LA VIGNE : En quelques mots, qu'est ce qu'une SAS ?
Hervé Lepelletier : C'est une société anonyme simplifiée. Pourquoi « simplifiée » ? Parce que la SAS peut s'exonérer de nombreuses règles de fonctionnement des SA, prévues par le code du commerce. De plus, une SAS peut comprendre un associé unique alors qu'il en faut au minimum sept dans une SA. Le coût de la création d'une SAS avoisine les 2 500 euros.
Quel est l'intérêt d'en créer une ?
H. L. : Le statut du dirigeant est probablement le principal avantage. Dans une SAS, le dirigeant est un mandataire social, c'est-à-dire salarié. Aux yeux de la MSA, il n'est plus exploitant. Il cotise donc en fonction du salaire qu'il s'attribue. Il faut toutefois rester cohérent. Le dirigeant doit être mieux payé que ses salariés, sinon la MSA estimera qu'il y a abus de droit. De même, si vous ne percevez pas de rémunération de la SAS, le fisc peut estimer que vous ne vous comportez pas comme un dirigeant. Dans ce cas, il ne considérera pas la SAS comme un outil de travail et fera entrer ses biens dans la base taxable à l'ISF.

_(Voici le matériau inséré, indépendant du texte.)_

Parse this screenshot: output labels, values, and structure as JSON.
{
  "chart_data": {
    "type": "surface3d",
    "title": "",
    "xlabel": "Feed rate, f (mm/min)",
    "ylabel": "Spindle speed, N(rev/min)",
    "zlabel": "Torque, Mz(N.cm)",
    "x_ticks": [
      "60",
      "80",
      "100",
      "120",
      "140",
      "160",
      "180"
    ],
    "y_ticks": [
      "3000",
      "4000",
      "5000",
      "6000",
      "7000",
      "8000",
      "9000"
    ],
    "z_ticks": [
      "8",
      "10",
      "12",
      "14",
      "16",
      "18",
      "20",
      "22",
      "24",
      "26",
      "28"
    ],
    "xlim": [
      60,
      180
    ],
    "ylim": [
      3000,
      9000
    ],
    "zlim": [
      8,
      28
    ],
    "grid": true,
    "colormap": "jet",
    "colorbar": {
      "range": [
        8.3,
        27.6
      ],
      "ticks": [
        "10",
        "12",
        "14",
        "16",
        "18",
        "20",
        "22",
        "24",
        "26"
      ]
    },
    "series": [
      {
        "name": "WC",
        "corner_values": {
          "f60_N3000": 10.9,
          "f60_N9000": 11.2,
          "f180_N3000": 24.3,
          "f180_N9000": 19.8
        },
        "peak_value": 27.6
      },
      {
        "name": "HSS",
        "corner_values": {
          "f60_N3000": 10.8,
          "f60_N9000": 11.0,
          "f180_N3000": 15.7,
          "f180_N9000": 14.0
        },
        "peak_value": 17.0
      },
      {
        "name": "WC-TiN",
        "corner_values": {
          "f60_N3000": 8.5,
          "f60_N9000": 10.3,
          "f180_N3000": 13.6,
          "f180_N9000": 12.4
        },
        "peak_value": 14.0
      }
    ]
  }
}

La SAS bénéficie d'un nouvel avantage depuis deux ans. Il n'est plus obligatoire de faire appel à un commissaire aux comptes, ce qui engendre une économie de 5 000 à 6 000 euros par an minimum.

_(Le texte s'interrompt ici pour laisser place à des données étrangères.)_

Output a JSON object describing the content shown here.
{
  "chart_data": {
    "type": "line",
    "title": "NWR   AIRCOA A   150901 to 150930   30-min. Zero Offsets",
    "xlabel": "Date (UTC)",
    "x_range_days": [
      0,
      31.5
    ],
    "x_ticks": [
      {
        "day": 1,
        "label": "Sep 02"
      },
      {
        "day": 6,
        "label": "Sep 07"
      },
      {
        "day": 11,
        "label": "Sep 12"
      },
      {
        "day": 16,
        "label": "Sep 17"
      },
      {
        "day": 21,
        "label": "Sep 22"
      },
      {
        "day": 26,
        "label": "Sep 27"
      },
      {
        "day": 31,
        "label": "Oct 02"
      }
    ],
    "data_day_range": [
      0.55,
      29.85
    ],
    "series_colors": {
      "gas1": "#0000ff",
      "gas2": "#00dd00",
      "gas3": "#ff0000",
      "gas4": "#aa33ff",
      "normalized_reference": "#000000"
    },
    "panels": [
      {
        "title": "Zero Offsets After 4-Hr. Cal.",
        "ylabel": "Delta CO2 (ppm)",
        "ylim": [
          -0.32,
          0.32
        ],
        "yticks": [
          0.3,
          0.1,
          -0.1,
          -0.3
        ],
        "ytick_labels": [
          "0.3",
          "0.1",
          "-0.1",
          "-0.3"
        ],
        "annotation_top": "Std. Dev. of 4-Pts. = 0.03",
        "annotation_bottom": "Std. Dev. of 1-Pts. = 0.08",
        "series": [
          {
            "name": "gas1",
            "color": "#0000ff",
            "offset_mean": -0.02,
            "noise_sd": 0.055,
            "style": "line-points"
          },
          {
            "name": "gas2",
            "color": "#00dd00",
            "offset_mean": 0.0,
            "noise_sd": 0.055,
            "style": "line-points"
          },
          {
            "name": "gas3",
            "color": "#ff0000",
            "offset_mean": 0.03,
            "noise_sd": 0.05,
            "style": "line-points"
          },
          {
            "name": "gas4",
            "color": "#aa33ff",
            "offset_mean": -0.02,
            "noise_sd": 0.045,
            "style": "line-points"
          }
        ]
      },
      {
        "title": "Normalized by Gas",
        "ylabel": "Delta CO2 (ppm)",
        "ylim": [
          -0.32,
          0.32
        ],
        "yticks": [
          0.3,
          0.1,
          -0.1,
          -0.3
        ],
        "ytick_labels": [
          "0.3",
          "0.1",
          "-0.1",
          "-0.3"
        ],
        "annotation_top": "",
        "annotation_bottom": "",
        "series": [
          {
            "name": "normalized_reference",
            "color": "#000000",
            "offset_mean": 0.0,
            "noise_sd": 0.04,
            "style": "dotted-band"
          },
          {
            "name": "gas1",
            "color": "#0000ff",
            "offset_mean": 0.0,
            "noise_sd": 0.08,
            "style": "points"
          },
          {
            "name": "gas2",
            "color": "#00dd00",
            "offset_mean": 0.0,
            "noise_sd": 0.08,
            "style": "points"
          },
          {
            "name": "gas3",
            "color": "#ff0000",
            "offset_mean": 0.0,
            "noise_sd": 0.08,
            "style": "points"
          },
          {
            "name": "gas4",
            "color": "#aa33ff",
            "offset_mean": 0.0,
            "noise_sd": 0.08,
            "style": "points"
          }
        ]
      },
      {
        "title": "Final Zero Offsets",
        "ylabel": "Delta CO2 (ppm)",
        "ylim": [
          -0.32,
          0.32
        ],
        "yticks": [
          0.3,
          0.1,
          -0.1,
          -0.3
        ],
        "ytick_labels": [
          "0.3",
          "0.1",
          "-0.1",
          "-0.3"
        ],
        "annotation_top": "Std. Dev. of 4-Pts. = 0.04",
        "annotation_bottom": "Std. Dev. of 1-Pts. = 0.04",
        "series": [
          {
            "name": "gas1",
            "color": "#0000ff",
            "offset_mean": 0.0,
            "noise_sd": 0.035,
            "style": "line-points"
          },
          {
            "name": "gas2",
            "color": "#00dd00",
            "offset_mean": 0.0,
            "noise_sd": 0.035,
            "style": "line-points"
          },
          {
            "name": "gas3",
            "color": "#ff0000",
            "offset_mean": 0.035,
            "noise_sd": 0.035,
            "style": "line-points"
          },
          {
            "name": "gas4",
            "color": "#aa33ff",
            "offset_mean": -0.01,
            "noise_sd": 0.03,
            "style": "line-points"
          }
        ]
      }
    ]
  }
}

Quel est le mode d'imposition de la SAS ?
H. L. : Sur ce domaine également, la loi a bougé il y a deux ans. Désormais, la SAS peut être soumise à l'impôt sur le revenu (IR) pendant les cinq premières années consécutives à sa création et non à l'impôt sur les sociétés (IS), comme c'est le cas pour les SA. A l'issue des cinq ans, le dirigeant peut rester à l'IR en transformant sa SAS en EARL et bénéficiera alors de la fiscalité agricole (déduction pour investissement, etc). Ou il pourra choisir l'IS s'il reste en SAS. Le choix de l'IS, intéressant à plus d'un titre, est irrévocable. Lors de la transformation d'une EARL en SAS en restant à l'IR, le dirigeant n'a pas à se poser de questions sur des plus-values potentielles, uniquement liées au changement d'imposition. Autre point à savoir : quand on transforme une EARL ou SCEV en SAS en restant à l'IR, l'écoulement des stocks de l'entreprise précédente se fait sans cotisation MSA.
Peut-on faire cohabiter une SAS avec une EARL ou une SCEV ?
H. L. : Bien sûr. C'est même souvent le cas. On peut, alors, bénéficier des avantages des deux régimes d'imposition : l'impôt sur le revenu pour l'EARL ou la SCEV et l'impôt sur les sociétés pour la SAS.
Quel profil de vigneron peut être intéressé par une SAS ?
H. L. : J'ai envie de répondre « c'est l'occasion qui fait le larron ». La SAS est particulièrement indiquée aux célibataires, qui ne peuvent pas, contrairement aux couples, optimiser leurs prélèvements fiscaux et sociaux au sein d'une EARL ou d'une SCEV. Elle peut aussi être intéressante pour transmettre un patrimoine à ses enfants avec une imposition réduite.
La situation n'est jamais figée. On peut transformer une SAS en EARL pour revenir à une imposition sur le revenu ou parce que votre situation familiale a changé. Dans ce cas, il est préférable d'avoir « vidé » les réserves de la SAS, car elles seront imposées lors du passage à l'IR.
Quels peuvent être les dangers d'une SAS ?
H. L. : Quand un couple crée une société, il doit veiller à ce que le survivant garde le pouvoir en cas de décès de son conjoint. Ainsi, il est protégé si les relations avec les enfants se dégradent. Il faut aussi étudier les conséquences d'un éventuel divorce. Une SAS peut rapidement conduire un des membres à la faillite, en cas d'accident, si ces points n'ont pas bien été pensés avant, car elle est souvent réalisée dans un but d'optimisation fiscale. Il ne faut pas viser cet objectif à tout prix, sinon on peut se mettre en danger.
L'autre inconvénient de la SAS, c'est que, comme dans toute société commerciale, les revenus ne sont disponibles qu'après l'assemblée générale, qui statuera sur la distribution des réserves. En dehors de l'AG, le dirigeant ne peut percevoir que sa rémunération.